Meta's Brain2Qwerty v2 reads text from brain activity without surgery

Meta announced Brain2Qwerty v2, its latest effort to translate noisy brain activity into coherent text without invasive surgery. Building on v1 (published in Nature Neuroscience and released February 2025), v2 moves from decoding characters one at a time to reading at the word and sentence level, using non-invasive magnetoencephalography (MEG) instead of surgically implanted electrodes.
The model was trained on roughly 22,000 text data points from nine volunteers, each typing for 10 hours while their brain's magnetic field was measured. Brain2Qwerty v2 achieves a 69% character-recognition success rate and up to 78% word-recognition accuracy — with the best-performing subjects recognizing more than half of an entire text with one word or less of error, approaching the accuracy of invasive methods.

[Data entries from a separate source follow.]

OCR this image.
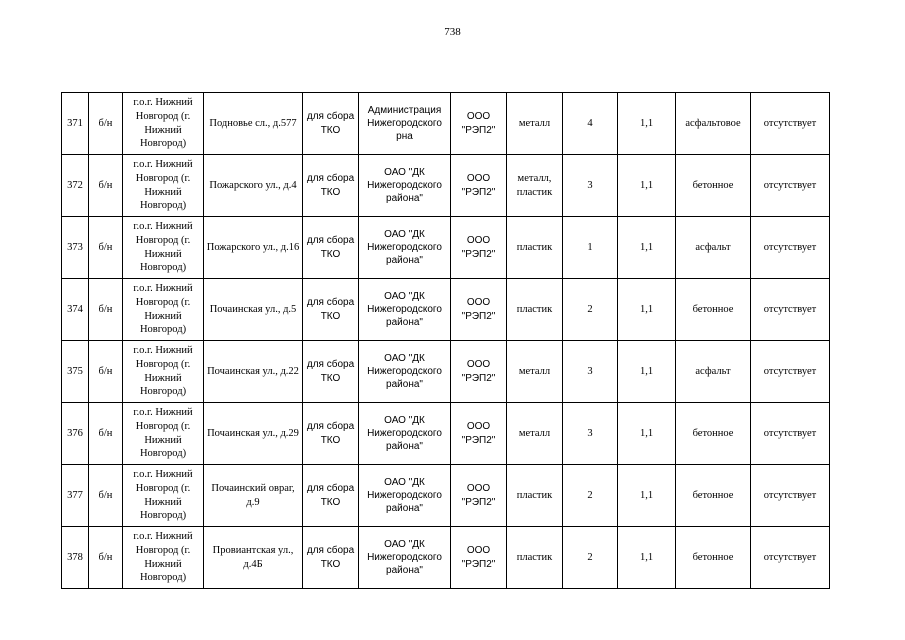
738
371	б/н	г.о.г. Нижний Новгород (г. Нижний Новгород)	Подновье сл., д.577	для сбора ТКО	Администрация Нижегородского рна	ООО "РЭП2"	металл	4	1,1	асфальтовое	отсутствует
372	б/н	г.о.г. Нижний Новгород (г. Нижний Новгород)	Пожарского ул., д.4	для сбора ТКО	ОАО "ДК Нижегородского района"	ООО "РЭП2"	металл, пластик	3	1,1	бетонное	отсутствует
373	б/н	г.о.г. Нижний Новгород (г. Нижний Новгород)	Пожарского ул., д.16	для сбора ТКО	ОАО "ДК Нижегородского района"	ООО "РЭП2"	пластик	1	1,1	асфальт	отсутствует
374	б/н	г.о.г. Нижний Новгород (г. Нижний Новгород)	Почаинская ул., д.5	для сбора ТКО	ОАО "ДК Нижегородского района"	ООО "РЭП2"	пластик	2	1,1	бетонное	отсутствует
375	б/н	г.о.г. Нижний Новгород (г. Нижний Новгород)	Почаинская ул., д.22	для сбора ТКО	ОАО "ДК Нижегородского района"	ООО "РЭП2"	металл	3	1,1	асфальт	отсутствует
376	б/н	г.о.г. Нижний Новгород (г. Нижний Новгород)	Почаинская ул., д.29	для сбора ТКО	ОАО "ДК Нижегородского района"	ООО "РЭП2"	металл	3	1,1	бетонное	отсутствует
377	б/н	г.о.г. Нижний Новгород (г. Нижний Новгород)	Почаинский овраг, д.9	для сбора ТКО	ОАО "ДК Нижегородского района"	ООО "РЭП2"	пластик	2	1,1	бетонное	отсутствует
378	б/н	г.о.г. Нижний Новгород (г. Нижний Новгород)	Провиантская ул., д.4Б	для сбора ТКО	ОАО "ДК Нижегородского района"	ООО "РЭП2"	пластик	2	1,1	бетонное	отсутствует
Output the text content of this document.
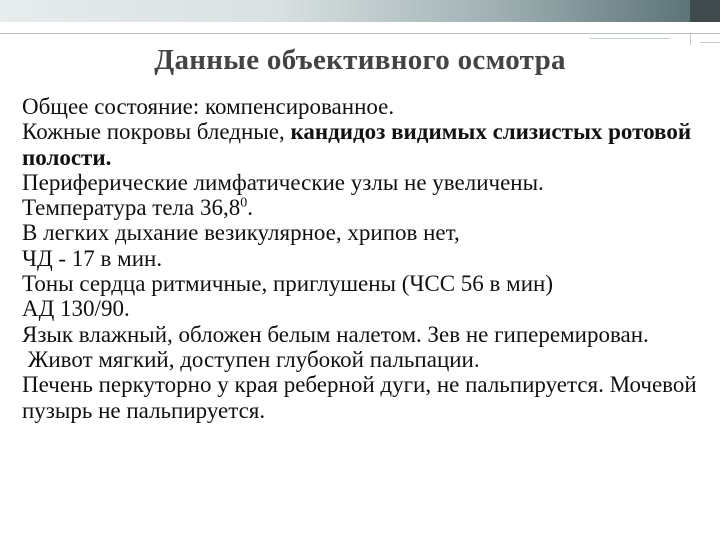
Данные объективного осмотра

Общее состояние: компенсированное.

Кожные покровы бледные, кандидоз видимых слизистых ротовой полости.

Периферические лимфатические узлы не увеличены.

Температура тела 36,8$^0$.

В легких дыхание везикулярное, хрипов нет,

ЧД - 17 в мин.

Тоны сердца ритмичные, приглушены (ЧСС 56 в мин)

АД 130/90.

Язык влажный, обложен белым налетом. Зев не гиперемирован.

Живот мягкий, доступен глубокой пальпации.

Печень перкуторно у края реберной дуги, не пальпируется. Мочевой пузырь не пальпируется.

The goal is to help people with paralyzing neurological conditions communicate via thought, bypassing risky neuroprosthetic implants. Meta open-sourced the code for both v2 and its predecessor to accelerate neuroscience research, a notable move given Meta's recent debates over open-source strategy.

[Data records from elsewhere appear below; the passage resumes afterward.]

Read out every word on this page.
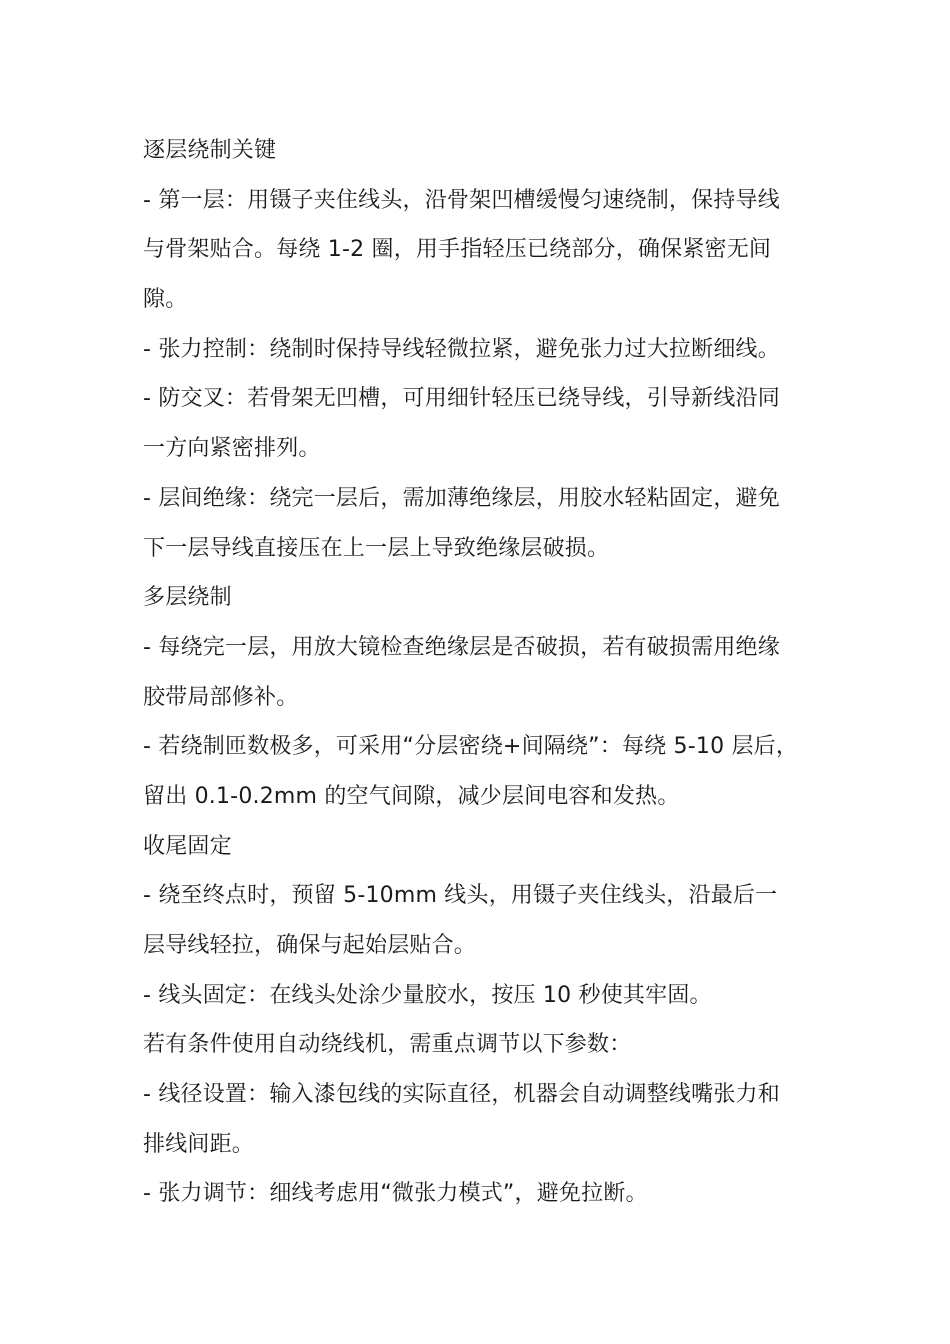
逐层绕制关键
- 第一层：用镊子夹住线头，沿骨架凹槽缓慢匀速绕制，保持导线
与骨架贴合。每绕 1-2 圈，用手指轻压已绕部分，确保紧密无间
隙。
- 张力控制：绕制时保持导线轻微拉紧，避免张力过大拉断细线。
- 防交叉：若骨架无凹槽，可用细针轻压已绕导线，引导新线沿同
一方向紧密排列。
- 层间绝缘：绕完一层后，需加薄绝缘层，用胶水轻粘固定，避免
下一层导线直接压在上一层上导致绝缘层破损。
多层绕制
- 每绕完一层，用放大镜检查绝缘层是否破损，若有破损需用绝缘
胶带局部修补。
- 若绕制匝数极多，可采用“分层密绕+间隔绕”：每绕 5-10 层后，
留出 0.1-0.2mm 的空气间隙，减少层间电容和发热。
收尾固定
- 绕至终点时，预留 5-10mm 线头，用镊子夹住线头，沿最后一
层导线轻拉，确保与起始层贴合。
- 线头固定：在线头处涂少量胶水，按压 10 秒使其牢固。
若有条件使用自动绕线机，需重点调节以下参数：
- 线径设置：输入漆包线的实际直径，机器会自动调整线嘴张力和
排线间距。
- 张力调节：细线考虑用“微张力模式”，避免拉断。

Caveats are significant: MEG scanners are large, expensive, non-portable machines, so this is a research advance rather than a consumer product. Accuracy also varies substantially across subjects and requires extensive per-user training data. Still, closing the gap with invasive electrodes using a non-surgical method is a meaningful milestone, and the open-sourcing invites independent replication and extension by the broader neuroscience community.